Accueillir tous les publics
Les dispositifs d’accessibilité à la BPI
La BPI a la responsabilité d’une double mission concernant l’accueil des personnes en situation de handicap : l’accueil sur place dans ses locaux, et l’animation d’une mission nationale proposant des bonnes pratiques. À la veille de sa rénovation, la BPI est confrontée à la nécessité de traiter ces sujets avec la plus grande attention, tout en veillant à expérimenter de nouvelles solutions d’accessibilité.
The BPI has a twofold role in improving accessibility for disabled readers. Not only is the site fully open to them, but it runs a nationwide programme overseeing best practice in the library sector. The library, due to undergo renovations shortly, is faced with an urgent need to tackle the issue of disabled access and will be experimenting with new accessibility solutions.
Au cours des vingt dernières années, l’accès de tous les publics à l’offre culturelle et artistique a constitué un enjeu majeur des politiques publiques. Les administrations, les collectivités et les institutions culturelles ont conçu des stratégies et des outils pour répondre à cet enjeu majeur. Le secteur des bibliothèques, comme les autres secteurs culturels, a expérimenté, innové, mis en place des offres qui puissent inclure tous les citoyens dans leur diversité.

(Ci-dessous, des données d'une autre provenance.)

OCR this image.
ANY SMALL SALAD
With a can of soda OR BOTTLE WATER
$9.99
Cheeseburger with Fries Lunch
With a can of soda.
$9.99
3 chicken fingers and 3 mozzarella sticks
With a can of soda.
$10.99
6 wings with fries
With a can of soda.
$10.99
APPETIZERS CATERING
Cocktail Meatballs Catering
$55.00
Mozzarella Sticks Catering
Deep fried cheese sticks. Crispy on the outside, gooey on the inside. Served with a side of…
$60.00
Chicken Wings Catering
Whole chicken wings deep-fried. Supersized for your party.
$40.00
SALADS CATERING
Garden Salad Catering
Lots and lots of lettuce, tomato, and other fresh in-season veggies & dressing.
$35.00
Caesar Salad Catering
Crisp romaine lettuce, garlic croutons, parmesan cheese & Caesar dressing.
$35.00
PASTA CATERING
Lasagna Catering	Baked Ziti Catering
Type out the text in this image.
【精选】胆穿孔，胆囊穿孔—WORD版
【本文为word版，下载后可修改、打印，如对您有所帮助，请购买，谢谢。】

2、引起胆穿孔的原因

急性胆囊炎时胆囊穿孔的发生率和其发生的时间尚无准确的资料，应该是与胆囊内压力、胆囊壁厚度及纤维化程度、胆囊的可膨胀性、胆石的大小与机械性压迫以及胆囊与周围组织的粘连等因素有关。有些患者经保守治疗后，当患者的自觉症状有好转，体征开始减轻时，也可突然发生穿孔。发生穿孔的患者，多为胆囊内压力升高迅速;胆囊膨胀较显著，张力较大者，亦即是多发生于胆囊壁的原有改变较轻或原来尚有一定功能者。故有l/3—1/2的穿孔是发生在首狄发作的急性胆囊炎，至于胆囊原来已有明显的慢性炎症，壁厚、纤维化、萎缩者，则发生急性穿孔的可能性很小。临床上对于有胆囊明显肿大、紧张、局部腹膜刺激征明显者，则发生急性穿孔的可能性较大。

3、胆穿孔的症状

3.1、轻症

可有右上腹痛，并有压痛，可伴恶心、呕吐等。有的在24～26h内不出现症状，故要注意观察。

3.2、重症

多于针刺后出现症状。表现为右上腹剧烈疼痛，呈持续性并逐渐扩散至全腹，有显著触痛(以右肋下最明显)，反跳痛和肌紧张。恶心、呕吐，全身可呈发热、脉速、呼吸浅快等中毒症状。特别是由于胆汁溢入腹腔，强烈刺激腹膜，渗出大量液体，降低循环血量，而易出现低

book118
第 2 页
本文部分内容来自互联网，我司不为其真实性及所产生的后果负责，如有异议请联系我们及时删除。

Il est intéressant de se pencher sur la manière dont la Bibliothèque publique d’information (BPI), a pris en charge cette responsabilité, et comment elle a répondu en particulier aux exigences et aux besoins des publics en situation de handicap.

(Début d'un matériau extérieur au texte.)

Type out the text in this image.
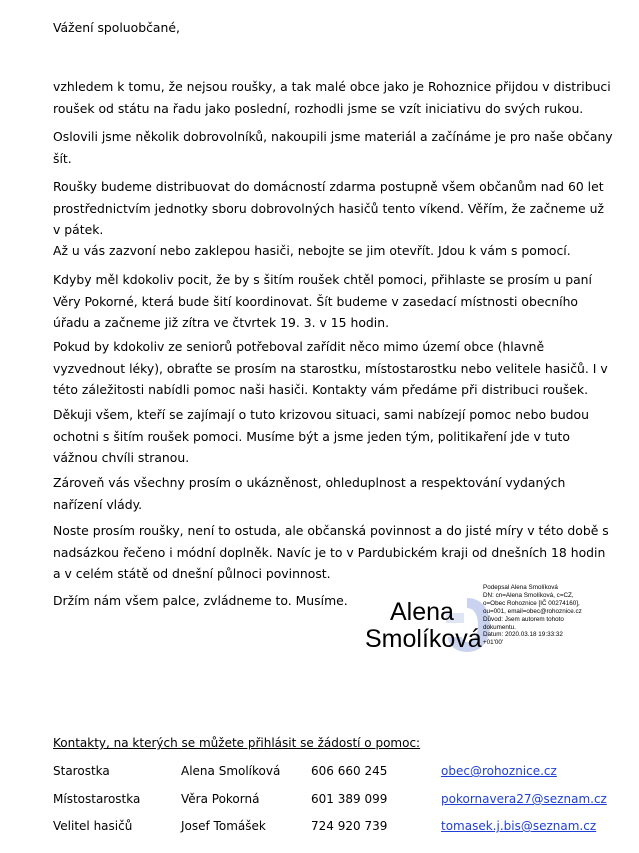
Vážení spoluobčané,
vzhledem k tomu, že nejsou roušky, a tak malé obce jako je Rohoznice přijdou v distribuci roušek od státu na řadu jako poslední, rozhodli jsme se vzít iniciativu do svých rukou.
Oslovili jsme několik dobrovolníků, nakoupili jsme materiál a začínáme je pro naše občany šít.
Roušky budeme distribuovat do domácností zdarma postupně všem občanům nad 60 let prostřednictvím jednotky sboru dobrovolných hasičů tento víkend. Věřím, že začneme už v pátek.
Až u vás zazvoní nebo zaklepou hasiči, nebojte se jim otevřít. Jdou k vám s pomocí.
Kdyby měl kdokoliv pocit, že by s šitím roušek chtěl pomoci, přihlaste se prosím u paní Věry Pokorné, která bude šití koordinovat. Šít budeme v zasedací místnosti obecního úřadu a začneme již zítra ve čtvrtek 19. 3. v 15 hodin.
Pokud by kdokoliv ze seniorů potřeboval zařídit něco mimo území obce (hlavně vyzvednout léky), obraťte se prosím na starostku, místostarostku nebo velitele hasičů. I v této záležitosti nabídli pomoc naši hasiči. Kontakty vám předáme při distribuci roušek.
Děkuji všem, kteří se zajímají o tuto krizovou situaci, sami nabízejí pomoc nebo budou ochotni s šitím roušek pomoci. Musíme být a jsme jeden tým, politikaření jde v tuto vážnou chvíli stranou.
Zároveň vás všechny prosím o ukázněnost, ohleduplnost a respektování vydaných nařízení vlády.
Noste prosím roušky, není to ostuda, ale občanská povinnost a do jisté míry v této době s nadsázkou řečeno i módní doplněk. Navíc je to v Pardubickém kraji od dnešních 18 hodin a v celém státě od dnešní půlnoci povinnost.
Držím nám všem palce, zvládneme to. Musíme. Alena
Smolíková
Podepsal Alena Smolíková
DN: cn=Alena Smolíková, c=CZ,
o=Obec Rohoznice [IČ 00274160],
ou=001, email=obec@rohoznice.cz
Důvod: Jsem autorem tohoto
dokumentu.
Datum: 2020.03.18 19:33:32
+01'00'
Kontakty, na kterých se můžete přihlásit se žádostí o pomoc:
Starostka	Alena Smolíková	606 660 245	obec@rohoznice.cz
Místostarostka	Věra Pokorná	601 389 099	pokornavera27@seznam.cz
Velitel hasičů	Josef Tomášek	724 920 739	tomasek.j.bis@seznam.cz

Il n’est pas inutile de se référer au décret portant création de la Bibliothèque publique d’information (décret n° 76-82 du 27 janvier 1976), bien connu dans le monde des bibliothèques, dont l’article 2 stipule que :
« La Bibliothèque publique d’information est une bibliothèque nationale. Elle a pour mission :
D’offrir à tous, et dans toute la mesure du possible en libre accès, un choix constamment tenu à jour de collections, françaises et étrangères de documents d’information générale et d’actualité ;
De constituer un centre de recherche documentaire en liaison avec les autres centres, bibliothèques et établissements culturels. »

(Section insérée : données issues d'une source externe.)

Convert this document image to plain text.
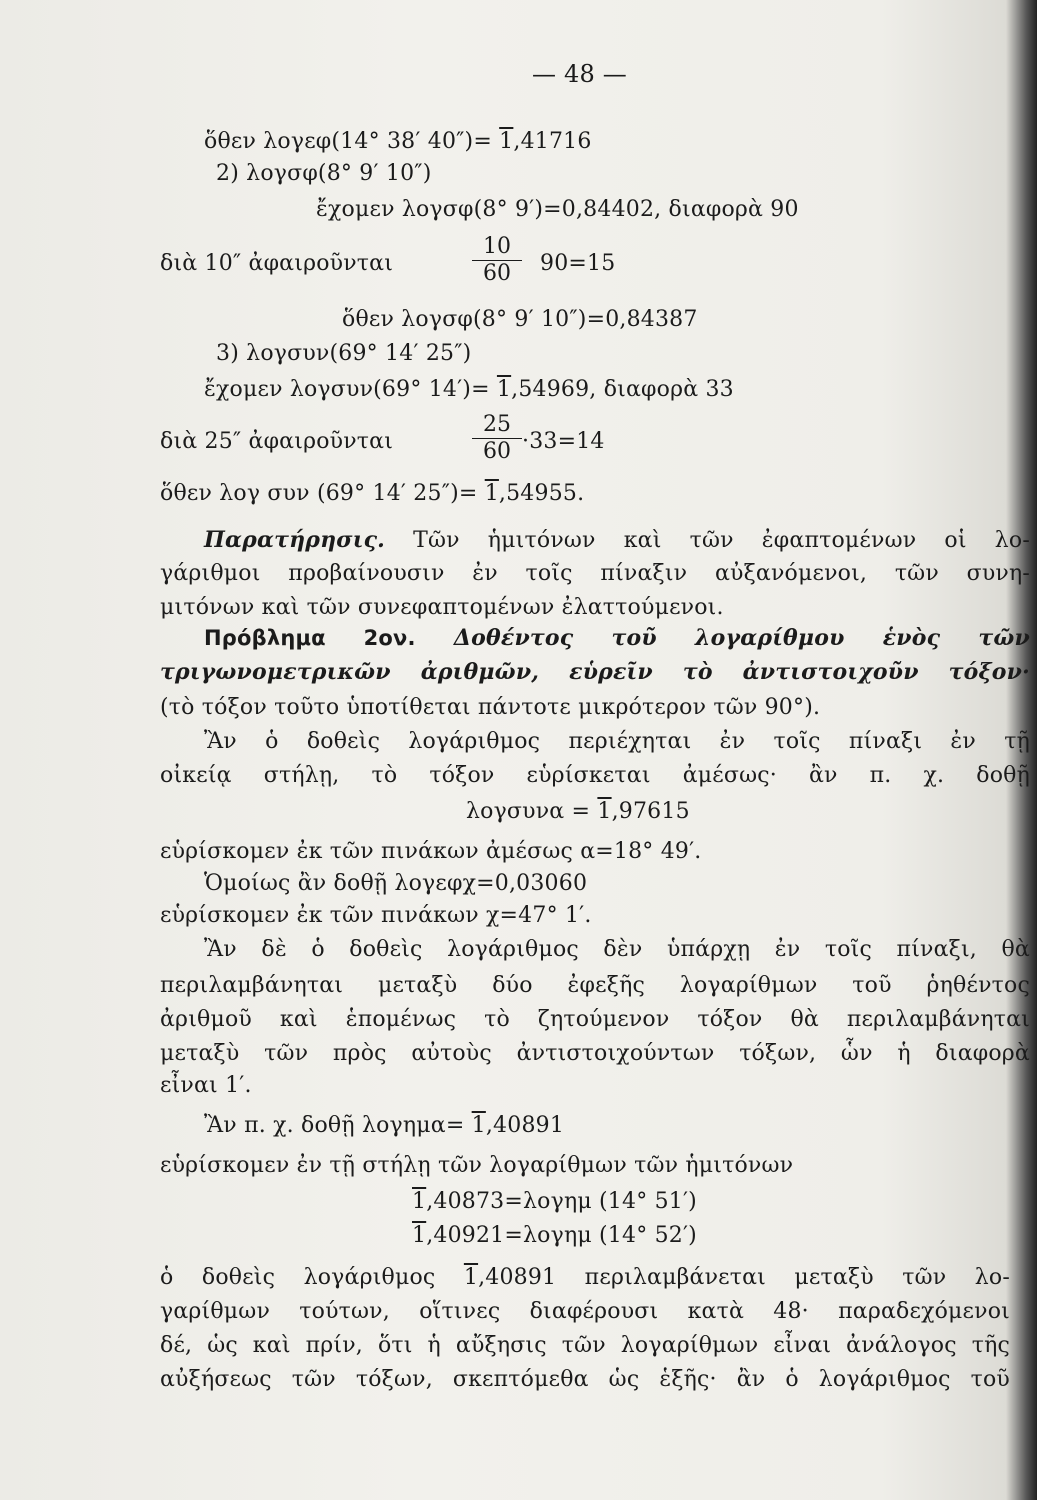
— 48 —
ὅθεν λογεφ(14° 38′ 40″)= 1,41716
2) λογσφ(8° 9′ 10″)
ἔχομεν λογσφ(8° 9′)=0,84402, διαφορὰ 90
διὰ 10″ ἀφαιροῦνται
10
60	90=15
ὅθεν λογσφ(8° 9′ 10″)=0,84387
3) λογσυν(69° 14′ 25″)
ἔχομεν λογσυν(69° 14′)= 1,54969, διαφορὰ 33
διὰ 25″ ἀφαιροῦνται
25
60 ·33=14
ὅθεν λογ συν (69° 14′ 25″)= 1,54955.
Παρατήρησις. Τῶν ἡμιτόνων καὶ τῶν ἐφαπτομένων οἱ λο-
γάριθμοι προβαίνουσιν ἐν τοῖς πίναξιν αὐξανόμενοι, τῶν συνη-
μιτόνων καὶ τῶν συνεφαπτομένων ἐλαττούμενοι.
Πρόβλημα 2ον. Δοθέντος τοῦ λογαρίθμου ἑνὸς τῶν
τριγωνομετρικῶν ἀριθμῶν, εὑρεῖν τὸ ἀντιστοιχοῦν τόξον·
(τὸ τόξον τοῦτο ὑποτίθεται πάντοτε μικρότερον τῶν 90°).
Ἂν ὁ δοθεὶς λογάριθμος περιέχηται ἐν τοῖς πίναξι ἐν τῇ
οἰκείᾳ στήλῃ, τὸ τόξον εὑρίσκεται ἀμέσως· ἂν π. χ. δοθῇ
λογσυνα = 1,97615
εὑρίσκομεν ἐκ τῶν πινάκων ἀμέσως α=18° 49′.
Ὁμοίως ἂν δοθῇ λογεφχ=0,03060
εὑρίσκομεν ἐκ τῶν πινάκων χ=47° 1′.
Ἂν δὲ ὁ δοθεὶς λογάριθμος δὲν ὑπάρχῃ ἐν τοῖς πίναξι, θὰ
περιλαμβάνηται μεταξὺ δύο ἐφεξῆς λογαρίθμων τοῦ ῥηθέντος
ἀριθμοῦ καὶ ἑπομένως τὸ ζητούμενον τόξον θὰ περιλαμβάνηται
μεταξὺ τῶν πρὸς αὐτοὺς ἀντιστοιχούντων τόξων, ὧν ἡ διαφορὰ
εἶναι 1′.
Ἂν π. χ. δοθῇ λογημα= 1,40891
εὑρίσκομεν ἐν τῇ στήλῃ τῶν λογαρίθμων τῶν ἡμιτόνων
1,40873=λογημ (14° 51′)
1,40921=λογημ (14° 52′)
ὁ δοθεὶς λογάριθμος 1,40891 περιλαμβάνεται μεταξὺ τῶν λο-
γαρίθμων τούτων, οἵτινες διαφέρουσι κατὰ 48· παραδεχόμενοι
δέ, ὡς καὶ πρίν, ὅτι ἡ αὔξησις τῶν λογαρίθμων εἶναι ἀνάλογος τῆς
αὐξήσεως τῶν τόξων, σκεπτόμεθα ὡς ἑξῆς· ἂν ὁ λογάριθμος τοῦ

Si tous les mots de cet article sont fondateurs, on s’attachera ici principalement à expliciter l’expression « offrir à tous ». En effet, si la bibliothèque accueille les publics les plus divers, qui peuvent provenir de la plus grande précarité comme des strates les plus insérées dans la société, ainsi qu’un grand nombre d’étudiants, elle développe aussi des réflexions, initiatives et programmes importants à destination des usagers en situation de handicap.
Des actions structurantes sont ainsi menées par la BPI pour faciliter l’accès de ses espaces et de ses services aux personnes en situation de handicap. Cette action locale lui permet de porter ces politiques au niveau national. Toutefois, de nouvelles perspectives doivent être tracées à l’occasion, en particulier, du projet de rénovation des espaces de la BPI qui sera engagé de 2018 à 2020.
Dans ses espaces, la BPI a pour objectif de faciliter la mixité du public en situation de handicap et du public valide. Dans ce cadre, la politique de la BPI en matière de services aux personnes en situation de handicap se déploie suivant trois axes :
- l’élargissement de l’accessibilité des offres « standards » afin qu’elles puissent bénéficier au public le plus large possible, en situation de handicap ou non ;
- la dissémination d’offres accessibles dans les espaces de la bibliothèque et dans la programmation de manifestations culturelles afin de permettre aux personnes en situation de handicap qui le souhaitent d’avoir une expérience de la bibliothèque avec tous les publics.
- le renforcement aussi des offres dédiées, particulièrement celles proposées à l’intention des publics déficients visuels, au travers de l’offre des « loges »
Le concept des loges
Ce service est rendu aux publics déficients visuels par la possibilité d’utiliser l’une des cinq loges accessibles sur rendez-vous (pris sur place ou à distance, principalement par téléphone et occasionnellement par messagerie électronique). Ces loges sont accessibles aux horaires d’ouverture de la bibliothèque (10 h à 22 h en semaine, midi à 22 h les samedi et dimanche, fermeture le mardi). Les usagers déficients visuels disposent de matériel et des logiciels spécifiques permettant l’accès aux collections imprimées, aux ressources électroniques et à internet.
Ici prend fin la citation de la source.